Recently, many researchers have attempted to solve the problem of multi-resolution image fusion by using model based approaches, with emphasis on improving the fused image quality and reducing color distortion [273, 121]. They model the low resolution (LR) MS image as a blurred and noisy version of its ideal high resolution (HR) fused image. Solving the problem of fusion by the model based approach is desirable since the aliasing present due to undersampling of the MS image can be taken care of while modelling. Fusion using the interpolation of MS images and edge-preserving filters as given in Chapter 3 do not consider the effect of aliasing which is due to undersampling of MS images. The aliasing in the acquired image causes distortion and, hence, there exists degradation in the LR MS image. In this chapter, we propose a model based approach in which a learning based method is used to obtain the required degradation matrix that accounts for aliasing. Using the proposed model, the final solution is obtained by considering the model as an inverse problem. The proposed approach uses sub-sampled as well as non sub-sampled contourlet transform based learning and a Markov random field (MRF) prior for regularizing the solution.

Previous Works

As stated earlier, many researchers have used the model based approach for fusion with the emphasis on improving fusion quality and reducing color distortion [6, 149, 105, 273, 143, 116, 283, 76, 121]. Aanaes et al. [6] have proposed a spectrally consistent method for pixel-level fusion based on the model of the imaging sensor.

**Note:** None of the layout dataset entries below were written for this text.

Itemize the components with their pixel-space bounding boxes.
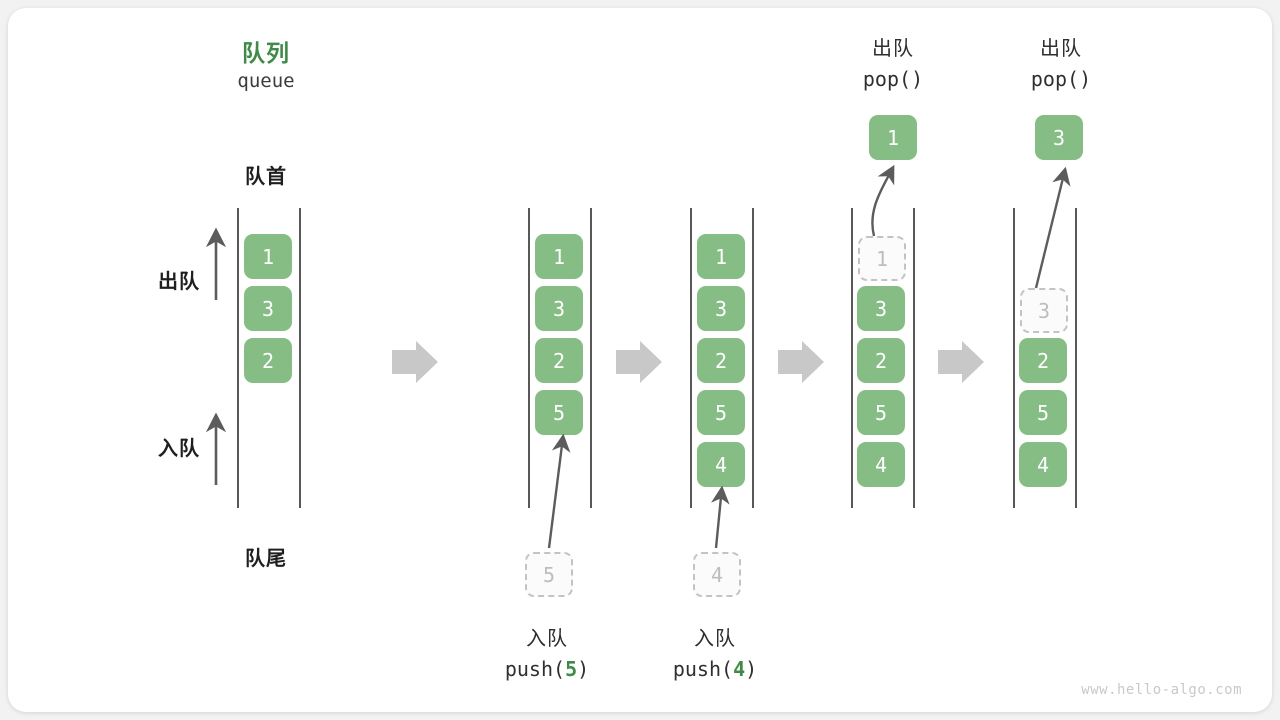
queue-item: 4 <box>1019 442 1067 487</box>
push-caption-suffix: ) <box>577 657 590 681</box>
queue-item: 5 <box>1019 390 1067 435</box>
queue-item-removed: 1 <box>858 236 906 281</box>
queue-item-new: 4 <box>697 442 745 487</box>
queue-item: 5 <box>697 390 745 435</box>
queue-rear-label: 队尾 <box>245 548 287 570</box>
queue-item: 2 <box>535 338 583 383</box>
queue-rail-right <box>1075 208 1077 508</box>
pop-caption-prefix: pop( <box>1030 67 1080 91</box>
pop-caption-en: pop() <box>981 67 1141 91</box>
popped-item: 3 <box>1035 115 1083 160</box>
queue-rail-left <box>1013 208 1015 508</box>
push-caption-prefix: push( <box>504 657 566 681</box>
queue-item: 1 <box>244 234 292 279</box>
pop-caption-suffix: ) <box>1079 67 1092 91</box>
queue-rail-right <box>913 208 915 508</box>
queue-item: 3 <box>244 286 292 331</box>
pop-caption-cn: 出队 <box>872 38 914 60</box>
queue-item-new: 5 <box>535 390 583 435</box>
pop-caption-suffix: ) <box>911 67 924 91</box>
popped-item: 1 <box>869 115 917 160</box>
queue-rail-right <box>752 208 754 508</box>
diagram-card <box>8 8 1272 712</box>
queue-item-removed: 3 <box>1020 288 1068 333</box>
push-caption-prefix: push( <box>672 657 734 681</box>
queue-rail-left <box>528 208 530 508</box>
pop-caption-prefix: pop( <box>862 67 912 91</box>
push-caption-suffix: ) <box>745 657 758 681</box>
queue-rail-right <box>590 208 592 508</box>
push-caption-cn: 入队 <box>694 628 736 650</box>
pop-caption-en: pop() <box>813 67 973 91</box>
queue-item: 1 <box>535 234 583 279</box>
push-caption-cn: 入队 <box>526 628 568 650</box>
queue-item: 5 <box>857 390 905 435</box>
queue-item: 2 <box>697 338 745 383</box>
queue-item: 3 <box>535 286 583 331</box>
queue-item: 3 <box>857 286 905 331</box>
pending-push-item: 5 <box>525 552 573 597</box>
watermark: www.hello-algo.com <box>1081 682 1242 698</box>
diagram-title-cn: 队列 <box>242 40 290 66</box>
queue-item: 4 <box>857 442 905 487</box>
queue-item: 2 <box>857 338 905 383</box>
pending-push-item: 4 <box>693 552 741 597</box>
queue-item: 2 <box>244 338 292 383</box>
push-caption-value: 4 <box>733 657 746 681</box>
push-caption-en: push(5) <box>467 657 627 681</box>
pop-caption-cn: 出队 <box>1040 38 1082 60</box>
queue-rail-left <box>851 208 853 508</box>
queue-item: 3 <box>697 286 745 331</box>
enqueue-direction-label: 入队 <box>158 438 200 460</box>
queue-rail-right <box>299 208 301 508</box>
queue-item: 2 <box>1019 338 1067 383</box>
push-caption-value: 5 <box>565 657 578 681</box>
queue-rail-left <box>237 208 239 508</box>
queue-rail-left <box>690 208 692 508</box>
queue-item: 1 <box>697 234 745 279</box>
queue-front-label: 队首 <box>245 166 287 188</box>
diagram-title-en: queue <box>237 70 295 92</box>
dequeue-direction-label: 出队 <box>158 271 200 293</box>
push-caption-en: push(4) <box>635 657 795 681</box>
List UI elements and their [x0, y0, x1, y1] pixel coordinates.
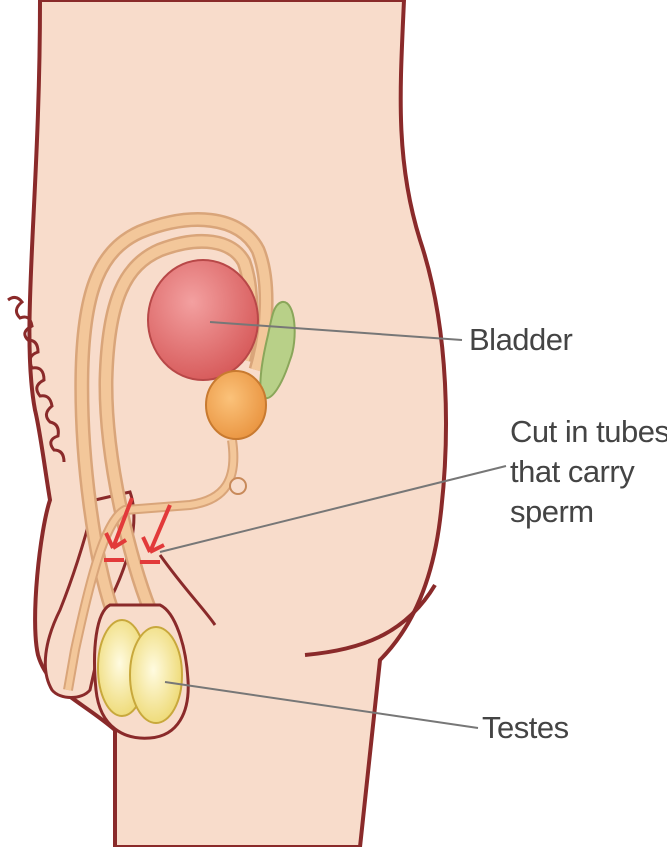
bulbourethral-gland — [230, 478, 246, 494]
label-bladder: Bladder — [469, 320, 572, 360]
label-testes: Testes — [482, 708, 569, 748]
label-cut-line-1: Cut in tubes — [510, 412, 667, 452]
testis-right — [130, 627, 182, 723]
label-cut-line-2: that carry — [510, 452, 667, 492]
bladder — [148, 260, 258, 380]
label-cut-in-tubes: Cut in tubes that carry sperm — [510, 412, 667, 532]
label-cut-line-3: sperm — [510, 492, 667, 532]
prostate — [206, 371, 266, 439]
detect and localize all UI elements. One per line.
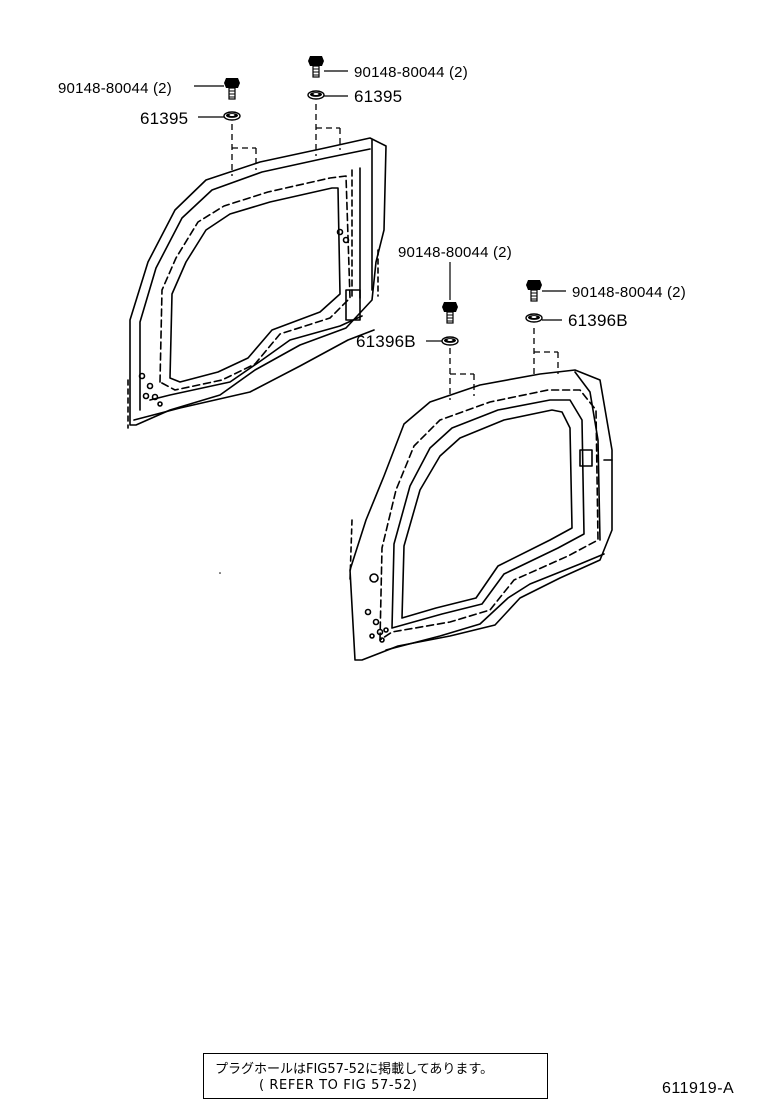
right-callout-leaders	[426, 262, 566, 342]
part-label-washer-left: 61395	[140, 109, 188, 128]
washer-icon	[223, 111, 241, 121]
bolt-icon	[223, 77, 241, 100]
reference-note-japanese: プラグホールはFIG57-52に掲載してあります。	[215, 1062, 494, 1077]
part-label-bolt-left-mid: 90148-80044 (2)	[354, 64, 468, 81]
right-door-opening-panel	[349, 369, 613, 661]
right-leader-lines	[449, 328, 559, 400]
part-label-washer-left-mid: 61395	[354, 87, 402, 106]
reference-note-english: ( REFER TO FIG 57-52)	[259, 1078, 418, 1093]
bolt-icon	[307, 55, 325, 78]
part-label-washer-right: 61396B	[356, 332, 416, 351]
part-label-washer-right-far: 61396B	[568, 311, 628, 330]
left-callout-leaders	[194, 70, 348, 118]
washer-icon	[525, 313, 543, 323]
part-label-bolt-right-far: 90148-80044 (2)	[572, 284, 686, 301]
washer-icon	[441, 336, 459, 346]
bolt-icon	[441, 301, 459, 324]
reference-note: プラグホールはFIG57-52に掲載してあります。 ( REFER TO FIG…	[203, 1053, 548, 1099]
figure-id: 611919-A	[662, 1080, 735, 1097]
left-leader-lines	[231, 104, 341, 176]
part-label-bolt-right: 90148-80044 (2)	[398, 244, 512, 261]
part-label-bolt-left: 90148-80044 (2)	[58, 80, 172, 97]
washer-icon	[307, 90, 325, 100]
bolt-icon	[525, 279, 543, 302]
left-door-opening-panel	[127, 137, 387, 429]
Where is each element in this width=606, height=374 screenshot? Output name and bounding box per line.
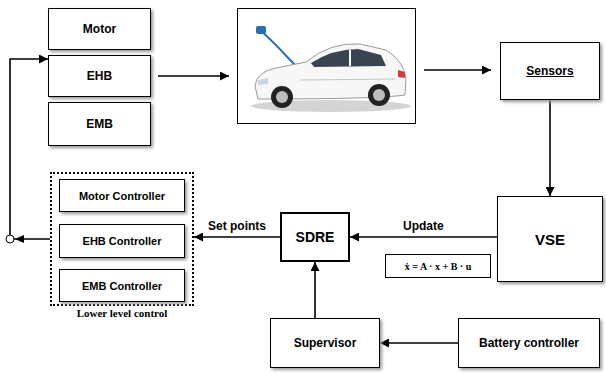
node-label: SDRE <box>296 229 335 245</box>
connector-arrow <box>314 262 316 318</box>
node-label: Sensors <box>526 64 573 78</box>
junction-circle <box>6 235 14 243</box>
node-label: EHB <box>87 69 112 83</box>
node-label: EMB <box>86 117 113 131</box>
controller-box: EMB Controller <box>59 269 185 302</box>
node-label: VSE <box>535 231 565 248</box>
actuation-arrow <box>158 75 229 77</box>
electric-car <box>251 26 411 112</box>
group-heading: Lower level control <box>52 307 192 319</box>
junction-arrowhead <box>15 235 24 243</box>
actuator-box: Motor <box>48 8 151 50</box>
node-label: Supervisor <box>294 336 357 350</box>
measurement-arrow <box>424 69 491 71</box>
controller-box: SDRE <box>280 212 350 262</box>
node-label: EMB Controller <box>82 280 162 292</box>
controller-box: EHB Controller <box>59 224 185 258</box>
connector-arrow <box>350 236 497 238</box>
actuator-box: EHB <box>48 55 151 97</box>
connector-label: Set points <box>206 219 268 233</box>
battery-box: Battery controller <box>458 318 600 368</box>
actuator-box: EMB <box>48 102 151 146</box>
connector-arrow <box>10 59 50 239</box>
car-frame <box>238 9 416 124</box>
node-label: EHB Controller <box>83 235 162 247</box>
node-label: Motor <box>83 22 116 36</box>
equation-box: ẋ = A · x + B · u <box>385 254 491 278</box>
estimator-box: VSE <box>497 196 603 282</box>
connector-arrow <box>380 342 458 344</box>
supervisor-box: Supervisor <box>270 318 380 368</box>
connector-arrow <box>549 100 551 196</box>
node-label: ẋ = A · x + B · u <box>405 261 471 272</box>
sensor-box: Sensors <box>500 42 600 100</box>
connector-arrow <box>194 236 280 238</box>
control-group: Lower level controlMotor ControllerEHB C… <box>50 172 194 306</box>
node-label: Battery controller <box>479 336 579 350</box>
controller-box: Motor Controller <box>59 179 185 212</box>
node-label: Motor Controller <box>79 190 165 202</box>
connector-label: Update <box>401 219 446 233</box>
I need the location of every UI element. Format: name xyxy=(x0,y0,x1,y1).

The fused image is obtained by optimizing an energy function consisting of a data term and a prior term by using pixel neighborhood regularization. Image fusion based on a restoration framework is suggested by Li and Leung [149] who modelled the LR MS image as a blurred and noisy version of its ideal. They also modelled the Pan image as a linear combination of true MS images. The final fused image was obtained by using a constrained least squares (CLS) framework. The same model with maximum a posteriori (MAP) framework was used by Hardie et al. and Zhang et al. [105, 273]. Hardie et al. [105] used the model based approach to enhance the hyper-spectral images using the Pan image.